From prostitution to hygiene cooperative - the success story

The infamous Impala Bar, formerly of Remera, near the airport, is better remembered for its commercial sex workers, but now it has a brighter connotation for these former ladies of the night.They chide their past and enjoy a better life after they formed a cleaning association, ‘Umuhuza Mw ‘Isuku’ which is now a cooperative.

The infamous Impala Bar, formerly of Remera, near the airport, is better remembered for its commercial sex workers, but now it has a brighter connotation for these former ladies of the night.

They chide their past and enjoy a better life after they formed a cleaning association, ‘Umuhuza Mw ‘Isuku’ which is now a cooperative.

In 2007, Esperance Umurungi, who is in-charge of development in Umushumba Mwiza Village, approached the women to sell them the idea of forming an association and stop their business.

She did that shortly before the closure of the Impala bar in Nyarugunga Sector, commonly known as Kucya Mutzig.

“It was not an easy task to convince them to abandon what they were doing and start this activity of collecting garbage from homes,” recalls Umurungi.

The ladies would recycle the garbage into fertilisers which they would sell.

A few months after the women had started their activities, however, they were stopped by authorities, who accused them of destroying the environment with smoke.

Out of 80 members who had started the association, only 32 remained while others opted to go back into the sex trade.
 
 “But we approached the sector authorities (Nyarugunga) and luckily enough, they contracted us to clean the main roads,” Umurungi recalls.

Each of the members now earns Rwf 18,200 per month as part of the contract with the sector.
 
“I am like a re-born person…it is a miracle to me. I achieved in the last two years more than I ever achieved in the seven years I worked as a prostitute,” says Claire Mbabazi, one of the members.

The 28-year old mother of two, now has three cows, which she bought from her earnings from the cooperative.

“To leave prostitution is a decision only very few can make,” Mbabazi explains. “

She enrolled herself in a hair dressing school which helped her to secure a job as a hair dresser, a job she does alongside the cooperative activities.

To 46-year old Donatila Mukanyirigira, “life was hell when I was still selling my body.
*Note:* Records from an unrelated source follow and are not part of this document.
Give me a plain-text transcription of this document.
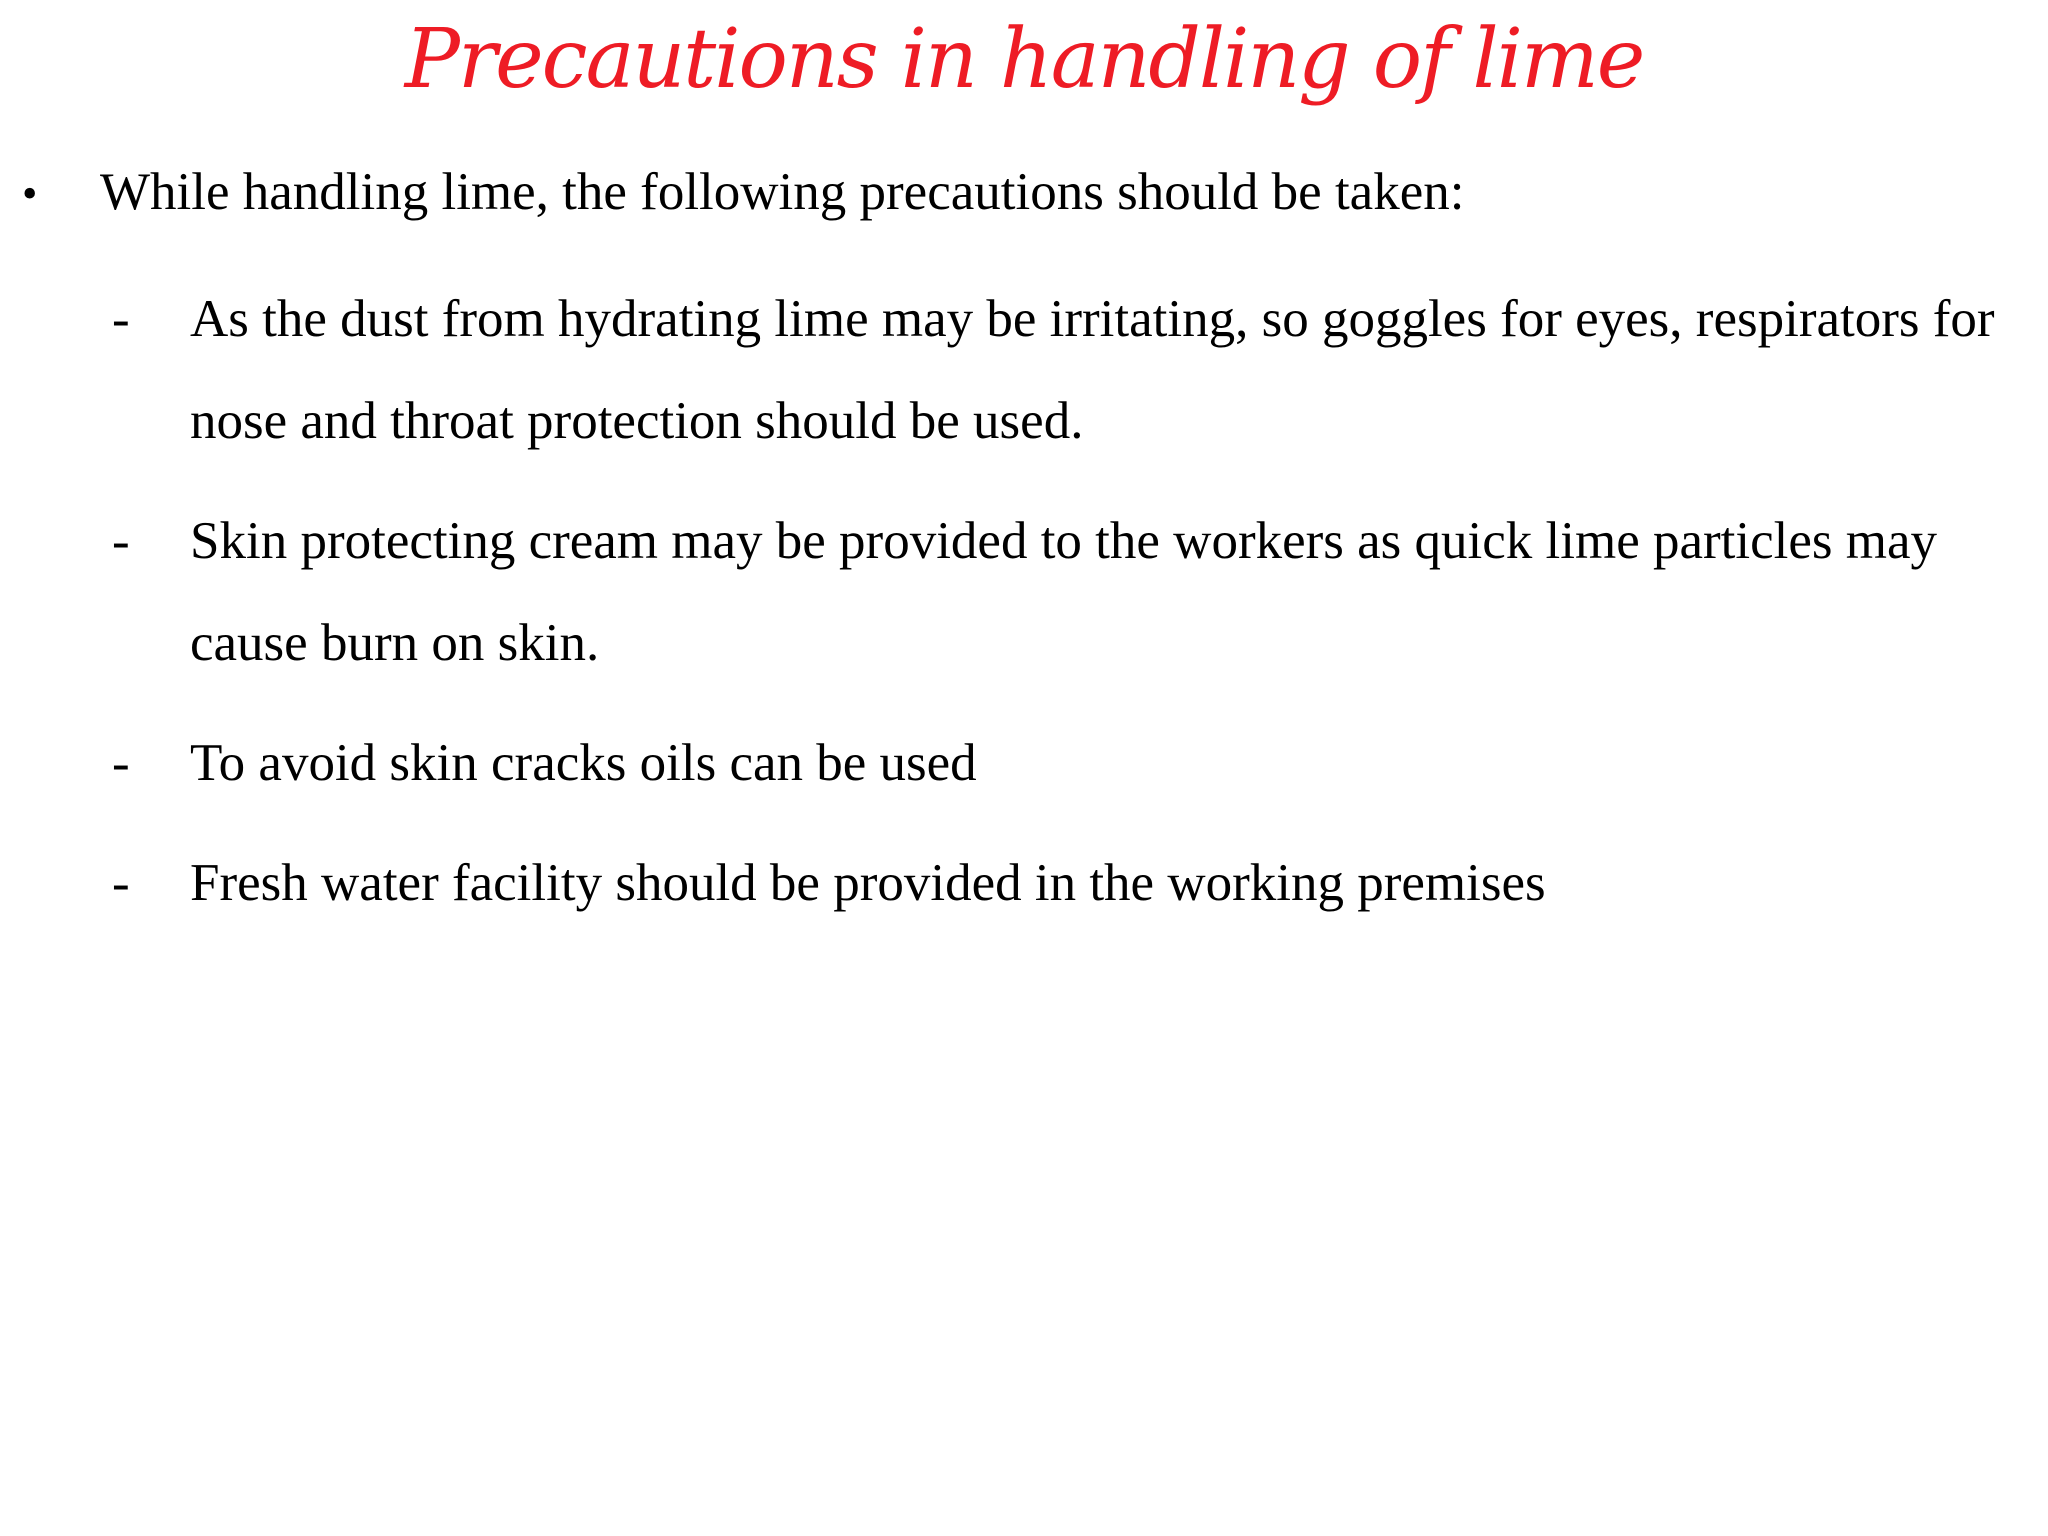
Precautions in handling of lime
• While handling lime, the following precautions should be taken:
- As the dust from hydrating lime may be irritating, so goggles for eyes, respirators for nose and throat protection should be used.
- Skin protecting cream may be provided to the workers as quick lime particles may cause burn on skin.
- To avoid skin cracks oils can be used
- Fresh water facility should be provided in the working premises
Sometimes clients would refuse to pay and at times beat me.”

She is now a devoted Christian.
“We lost our dignity and respect from other people. We had lost hope,” adds Mukanyirigira.

After forming the association, the women went for HIV screening. None of them tested positive.

 Last week, the cooperative was awarded a cash prize of Rwf 1million after it emerged the best across the country for its innovativeness, creation of jobs and offering of support to its members.

In 2009, the cooperative also emerged among the top active groups, winning another Rwf 1million courtesy of Kigali city.

The cooperative is known for beautifying the Remera-Kanombe road where women tend all the gardens as their support to Kigali city.
 
 The group, however, cannot access loans from banks due to lack of security.

“This is the major challenge we are currently facing,” says Umurungi.

She calls on the authorities to help the cooperative in acquiring loans to enable them to create more jobs for those who are still engaged in prostitution.